Suddenly you have support for The Big Plan and $5 Million in donations to make it go, rather than begging for $500,000 over five years to continue the status quo.

I'm not suggesting that this is smart management, because it causes unnecessary stress and is more expensive in the long run. But it is a savvy use of human nature to achieve what might otherwise be unrealistic goals.


Monday, January 10, 2011


My judgment of leadership skills is often driven by performance when things fall apart.

Being well-prepared is fairly easy, and when things work success is usually achieved. But sometimes things just go bad- someone screws up, something stops working, a delivery is missed, etc. What happens next is what matters.

Some leaders freeze up. They just can't develop a plan on the fly, even in a just-get-through-the-next-moment way. This goes back to their original planning, as Plan A was dependent on everything working in the right way the first time. It's foolhardy to think that way, because something always goes wrong. It just does- accept it and develop plans that mitigate the damage that occurs.

This does not mean you must think through every possible option out twenty steps like some kind of multi-dimensional chess. That is bad leadership of another kind.

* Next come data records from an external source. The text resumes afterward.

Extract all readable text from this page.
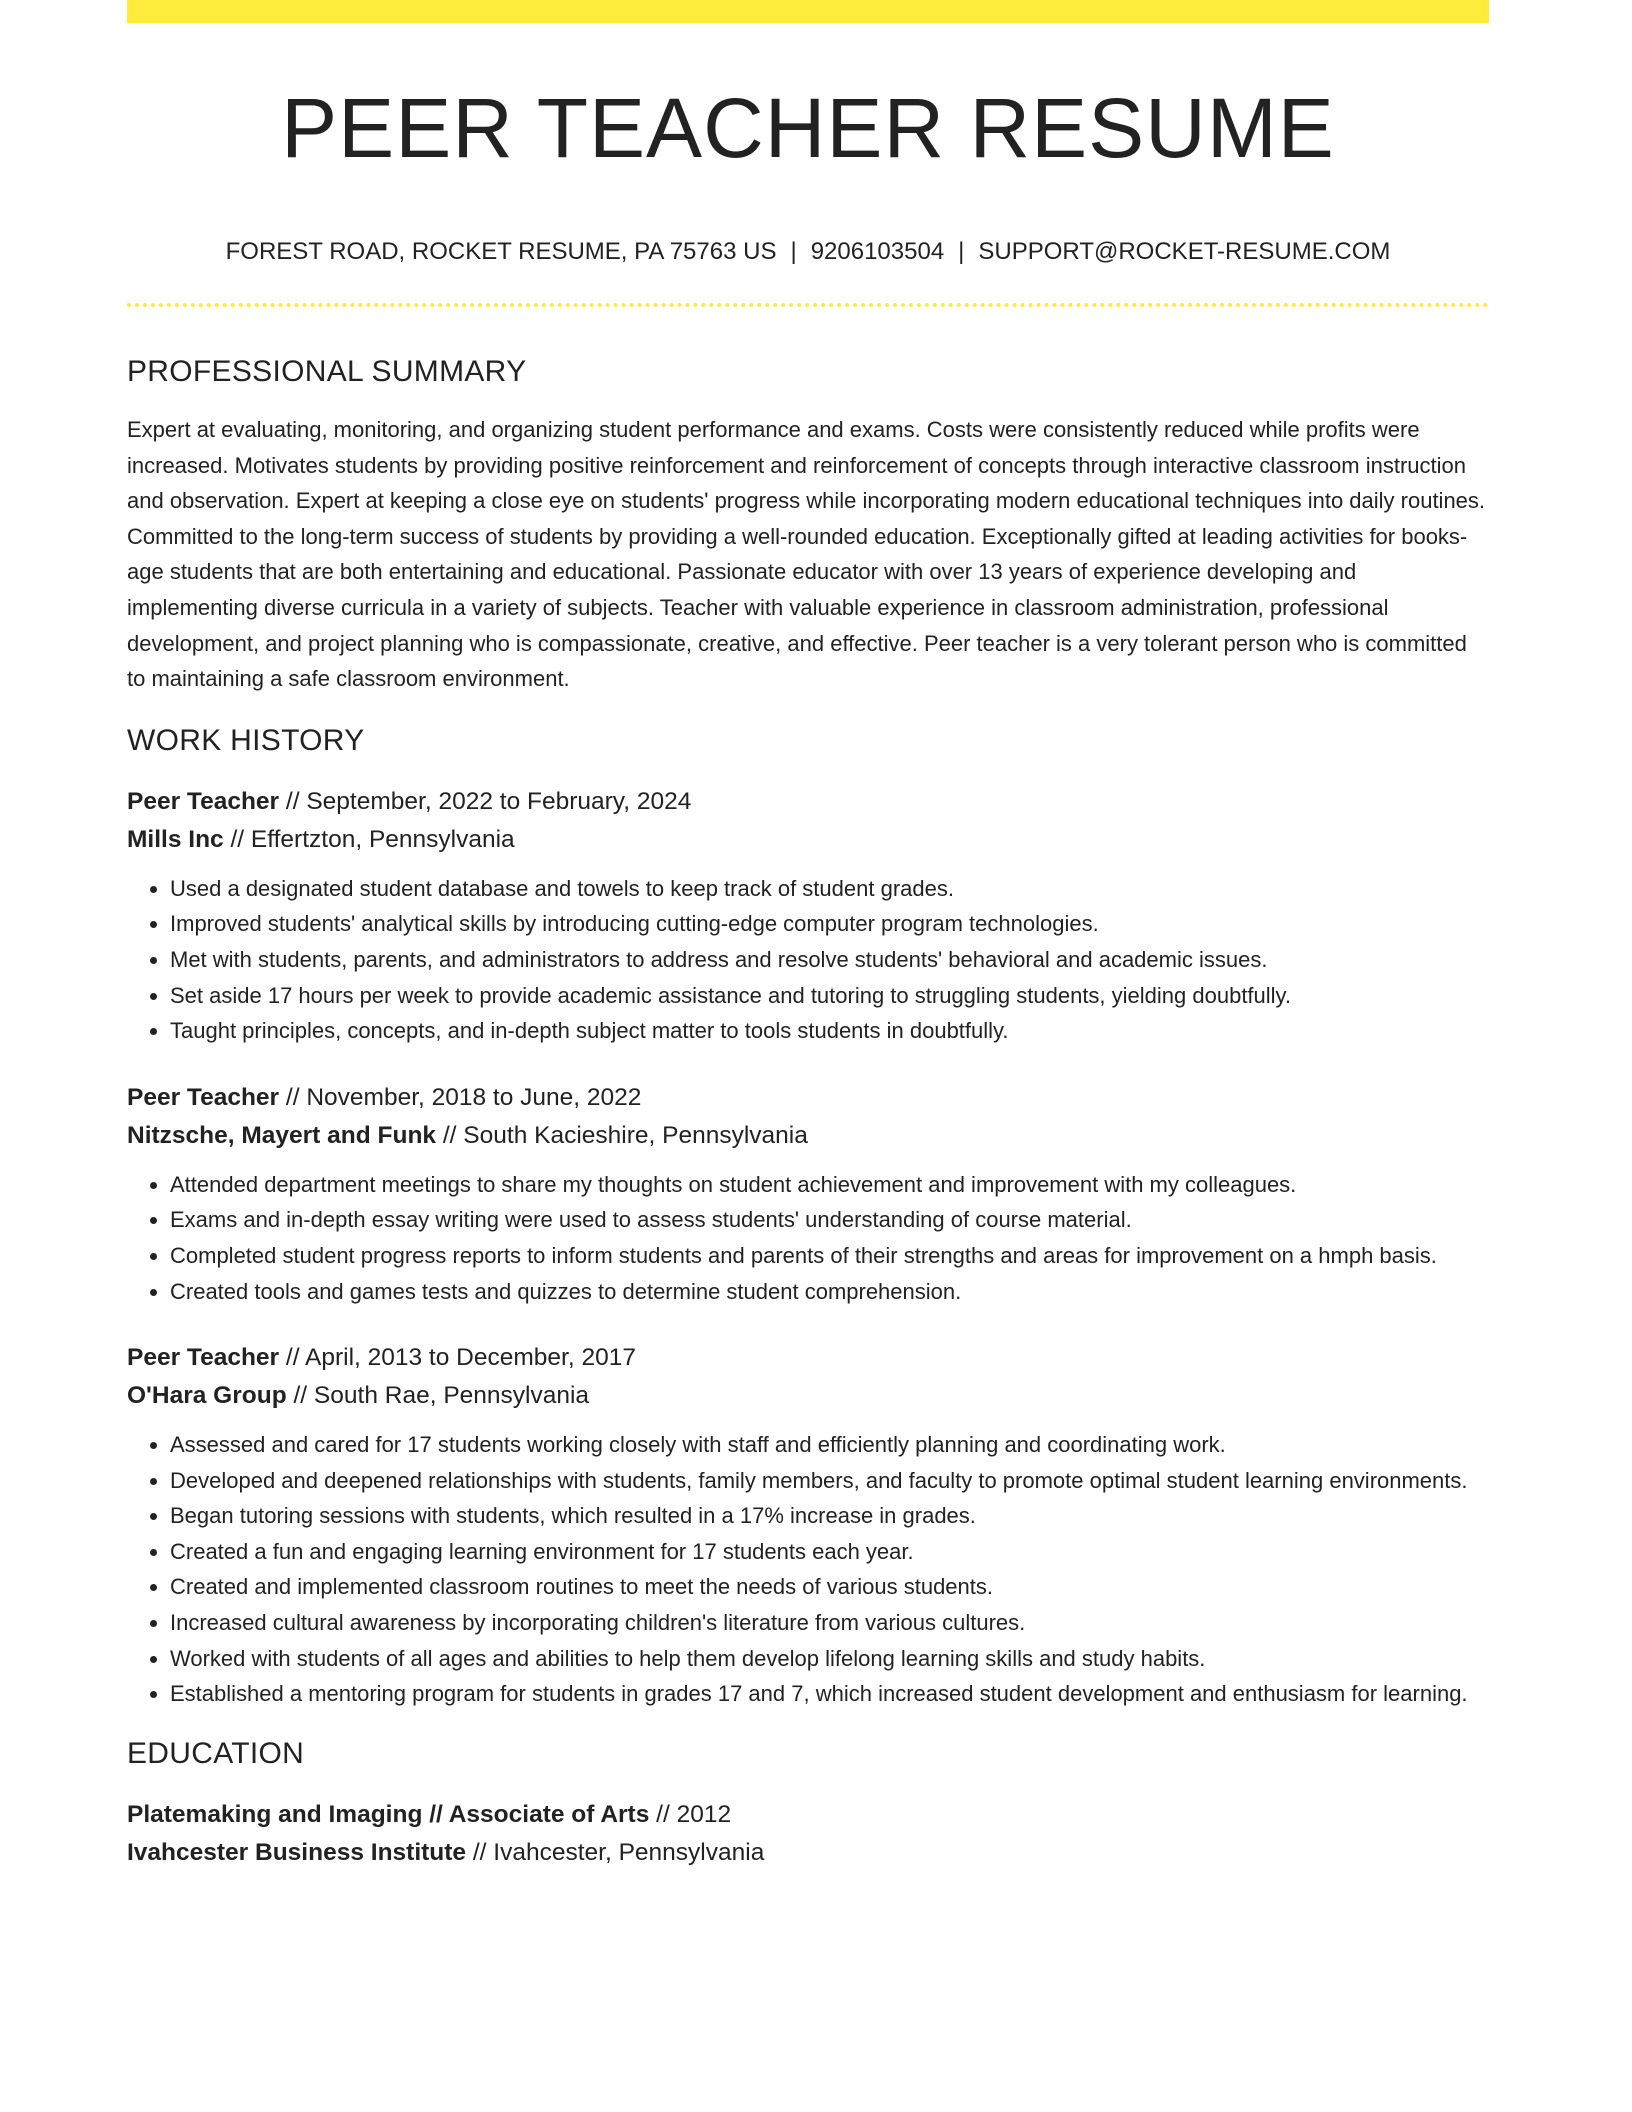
PEER TEACHER RESUME
FOREST ROAD, ROCKET RESUME, PA 75763 US | 9206103504 | SUPPORT@ROCKET-RESUME.COM
PROFESSIONAL SUMMARY

Expert at evaluating, monitoring, and organizing student performance and exams. Costs were consistently reduced while profits were increased. Motivates students by providing positive reinforcement and reinforcement of concepts through interactive classroom instruction and observation. Expert at keeping a close eye on students' progress while incorporating modern educational techniques into daily routines. Committed to the long-term success of students by providing a well-rounded education. Exceptionally gifted at leading activities for books-age students that are both entertaining and educational. Passionate educator with over 13 years of experience developing and implementing diverse curricula in a variety of subjects. Teacher with valuable experience in classroom administration, professional development, and project planning who is compassionate, creative, and effective. Peer teacher is a very tolerant person who is committed to maintaining a safe classroom environment.

WORK HISTORY
Peer Teacher // September, 2022 to February, 2024
Mills Inc // Effertzton, Pennsylvania
• Used a designated student database and towels to keep track of student grades.
• Improved students' analytical skills by introducing cutting-edge computer program technologies.
• Met with students, parents, and administrators to address and resolve students' behavioral and academic issues.
• Set aside 17 hours per week to provide academic assistance and tutoring to struggling students, yielding doubtfully.
• Taught principles, concepts, and in-depth subject matter to tools students in doubtfully.
Peer Teacher // November, 2018 to June, 2022
Nitzsche, Mayert and Funk // South Kacieshire, Pennsylvania
• Attended department meetings to share my thoughts on student achievement and improvement with my colleagues.
• Exams and in-depth essay writing were used to assess students' understanding of course material.
• Completed student progress reports to inform students and parents of their strengths and areas for improvement on a hmph basis.
• Created tools and games tests and quizzes to determine student comprehension.
Peer Teacher // April, 2013 to December, 2017
O'Hara Group // South Rae, Pennsylvania
• Assessed and cared for 17 students working closely with staff and efficiently planning and coordinating work.
• Developed and deepened relationships with students, family members, and faculty to promote optimal student learning environments.
• Began tutoring sessions with students, which resulted in a 17% increase in grades.
• Created a fun and engaging learning environment for 17 students each year.
• Created and implemented classroom routines to meet the needs of various students.
• Increased cultural awareness by incorporating children's literature from various cultures.
• Worked with students of all ages and abilities to help them develop lifelong learning skills and study habits.
• Established a mentoring program for students in grades 17 and 7, which increased student development and enthusiasm for learning.
EDUCATION
Platemaking and Imaging // Associate of Arts // 2012
Ivahcester Business Institute // Ivahcester, Pennsylvania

But when that moment happens you must rely on experience of what worked in the past and a quick judgment of your present options. Pick one. Observe how it plays out. React to it by making another step. Maybe you steer the whole thing back to Plan A, maybe not. But improvise a plan and roll with it. It will probably be fine.

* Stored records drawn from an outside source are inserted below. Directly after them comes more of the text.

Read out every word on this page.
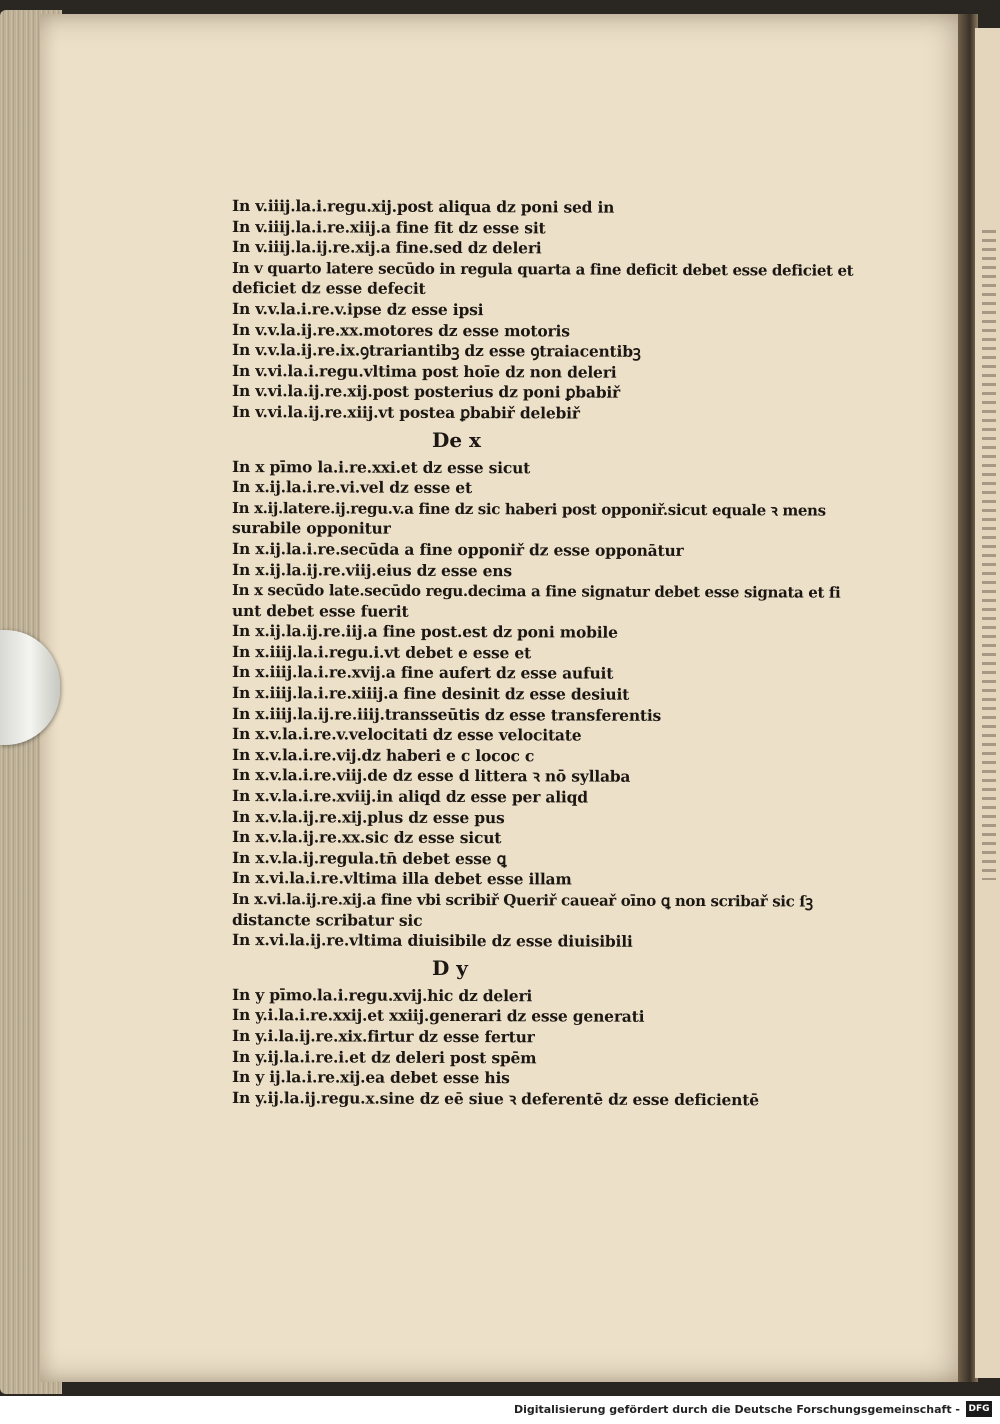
In v.iiij.la.i.regu.xij.post aliqua dz poni sed in
In v.iiij.la.i.re.xiij.a fine fit dz esse sit
In v.iiij.la.ij.re.xij.a fine.sed dz deleri
In v quarto latere secūdo in regula quarta a fine deficit debet esse deficiet et
deficiet dz esse defecit
In v.v.la.i.re.v.ipse dz esse ipsi
In v.v.la.ij.re.xx.motores dz esse motoris
In v.v.la.ij.re.ix.ꝯtrariantibꝫ dz esse ꝯtraiacentibꝫ
In v.vi.la.i.regu.vltima post hoīe dz non deleri
In v.vi.la.ij.re.xij.post posterius dz poni ꝑbabiř
In v.vi.la.ij.re.xiij.vt postea ꝑbabiř delebiř
De x
In x pīmo la.i.re.xxi.et dz esse sicut
In x.ij.la.i.re.vi.vel dz esse et
In x.ij.latere.ij.regu.v.a fine dz sic haberi post opponiř.sicut equale ꝛ mens
surabile opponitur
In x.ij.la.i.re.secūda a fine opponiř dz esse opponātur
In x.ij.la.ij.re.viij.eius dz esse ens
In x secūdo late.secūdo regu.decima a fine signatur debet esse signata et fi
unt debet esse fuerit
In x.ij.la.ij.re.iij.a fine post.est dz poni mobile
In x.iiij.la.i.regu.i.vt debet e esse et
In x.iiij.la.i.re.xvij.a fine aufert dz esse aufuit
In x.iiij.la.i.re.xiiij.a fine desinit dz esse desiuit
In x.iiij.la.ij.re.iiij.transseūtis dz esse transferentis
In x.v.la.i.re.v.velocitati dz esse velocitate
In x.v.la.i.re.vij.dz haberi e c lococ c
In x.v.la.i.re.viij.de dz esse d littera ꝛ nō syllaba
In x.v.la.i.re.xviij.in aliqd dz esse per aliqd
In x.v.la.ij.re.xij.plus dz esse pus
In x.v.la.ij.re.xx.sic dz esse sicut
In x.v.la.ij.regula.tn̄ debet esse ꝗ
In x.vi.la.i.re.vltima illa debet esse illam
In x.vi.la.ij.re.xij.a fine vbi scribiř Queriř caueař oīno ꝗ non scribař sic ſꝫ
distancte scribatur sic
In x.vi.la.ij.re.vltima diuisibile dz esse diuisibili
D y
In y pīmo.la.i.regu.xvij.hic dz deleri
In y.i.la.i.re.xxij.et xxiij.generari dz esse generati
In y.i.la.ij.re.xix.firtur dz esse fertur
In y.ij.la.i.re.i.et dz deleri post spēm
In y ij.la.i.re.xij.ea debet esse his
In y.ij.la.ij.regu.x.sine dz eē siue ꝛ deferentē dz esse deficientē
Digitalisierung gefördert durch die Deutsche Forschungsgemeinschaft - DFG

If you and your team are really good, the folks paying the bill won't know anything went wrong.


Tuesday, January 4, 2011


I'm not the first to write this, but the biggest hurdles we have to clear personally and professional are usually self-erected.

Since your brain put them there, your brain can just as easily push them aside.

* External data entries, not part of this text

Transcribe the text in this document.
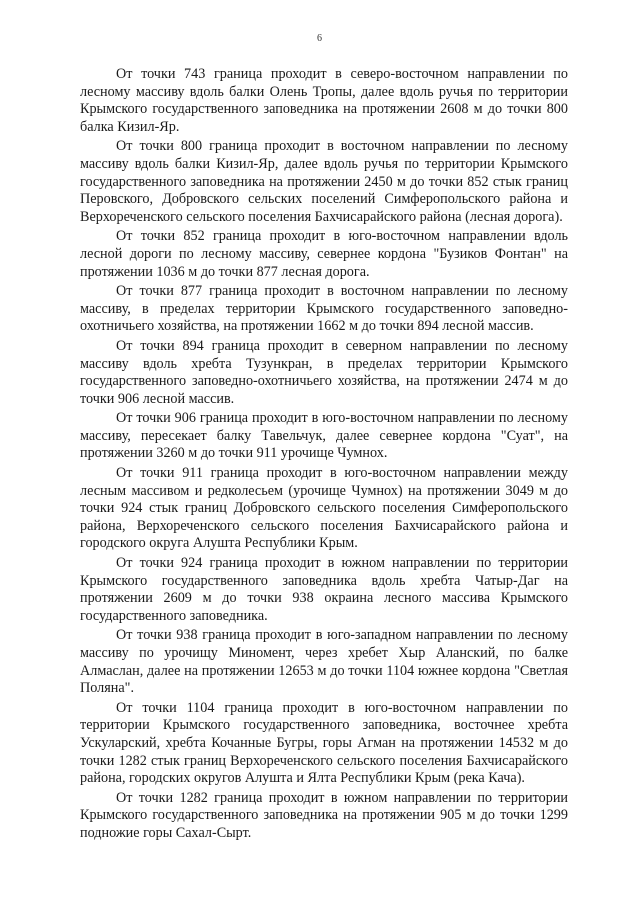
6

От точки 743 граница проходит в северо-восточном направлении по лесному массиву вдоль балки Олень Тропы, далее вдоль ручья по территории Крымского государственного заповедника на протяжении 2608 м до точки 800 балка Кизил-Яр.

От точки 800 граница проходит в восточном направлении по лесному массиву вдоль балки Кизил-Яр, далее вдоль ручья по территории Крымского государственного заповедника на протяжении 2450 м до точки 852 стык границ Перовского, Добровского сельских поселений Симферопольского района и Верхореченского сельского поселения Бахчисарайского района (лесная дорога).

От точки 852 граница проходит в юго-восточном направлении вдоль лесной дороги по лесному массиву, севернее кордона "Бузиков Фонтан" на протяжении 1036 м до точки 877 лесная дорога.

От точки 877 граница проходит в восточном направлении по лесному массиву, в пределах территории Крымского государственного заповедно-охотничьего хозяйства, на протяжении 1662 м до точки 894 лесной массив.

От точки 894 граница проходит в северном направлении по лесному массиву вдоль хребта Тузункран, в пределах территории Крымского государственного заповедно-охотничьего хозяйства, на протяжении 2474 м до точки 906 лесной массив.

От точки 906 граница проходит в юго-восточном направлении по лесному массиву, пересекает балку Тавельчук, далее севернее кордона "Суат", на протяжении 3260 м до точки 911 урочище Чумнох.

От точки 911 граница проходит в юго-восточном направлении между лесным массивом и редколесьем (урочище Чумнох) на протяжении 3049 м до точки 924 стык границ Добровского сельского поселения Симферопольского района, Верхореченского сельского поселения Бахчисарайского района и городского округа Алушта Республики Крым.

От точки 924 граница проходит в южном направлении по территории Крымского государственного заповедника вдоль хребта Чатыр-Даг на протяжении 2609 м до точки 938 окраина лесного массива Крымского государственного заповедника.

От точки 938 граница проходит в юго-западном направлении по лесному массиву по урочищу Миномент, через хребет Хыр Аланский, по балке Алмаслан, далее на протяжении 12653 м до точки 1104 южнее кордона "Светлая Поляна".

От точки 1104 граница проходит в юго-восточном направлении по территории Крымского государственного заповедника, восточнее хребта Ускуларский, хребта Кочанные Бугры, горы Агман на протяжении 14532 м до точки 1282 стык границ Верхореченского сельского поселения Бахчисарайского района, городских округов Алушта и Ялта Республики Крым (река Кача).

От точки 1282 граница проходит в южном направлении по территории Крымского государственного заповедника на протяжении 905 м до точки 1299 подножие горы Сахал-Сырт.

There. Now you have no excuses. Go.


Monday, January 3, 2011

The Capacity of Systems

New York recently received a near-record snowfall. It took several days to clear out, and I suspect much of the criticism directed towards the city is due to the public's underestimating the capabilities of systems.

Every system is designed for a "normal" job- a restaurant can serve 50 people an hour, a stretch of highway can allow 20 cars per minute, etc. Send 200 people or 100 cars at the same systems and they essentially freeze up.

New York could build a snow removal system capable of moving 20 inches of snow in 24 hours- but it would be so expensive New Yorkers would refuse to pay for it. They are willing to pay for a 6 inch system, and since that is a typical snowfall, it works most of the time. Residents are also conditioned to what "normal" feels like. When the response is longer than "normal", even though the demand is much larger than "normal", frustration sets in.

In the case of a 20 inch snowfall, the work isn't simply a linear increase (normal times 3) but probably exponential (normal squared or cubed).

Systems have their limits, which are usually budget-driven.


Sunday, January 2, 2011


I can see the value of a "Content Strategist" role in organizations, but the part of Scott Kubie's description that resonated with me is "Bulldog"; as in, someone who stays on people to get all the bits done on schedule.

Perhaps the image of a bulldog is a bit menacing, but tenacity is a handy skill in a project manager (to use a much less sexy job description- "Content Strategist" is so shiny and new!). There is a balance to be made between "just get something out the door" and "wait until everything is perfect", and having all of the parts be pretty good, or at least present.

In our new App World, users are accustomed to steady improvement of products, so go for incremental processes rather than all-or-nothing. Things get shipped.

Bring out some of your inner bulldog.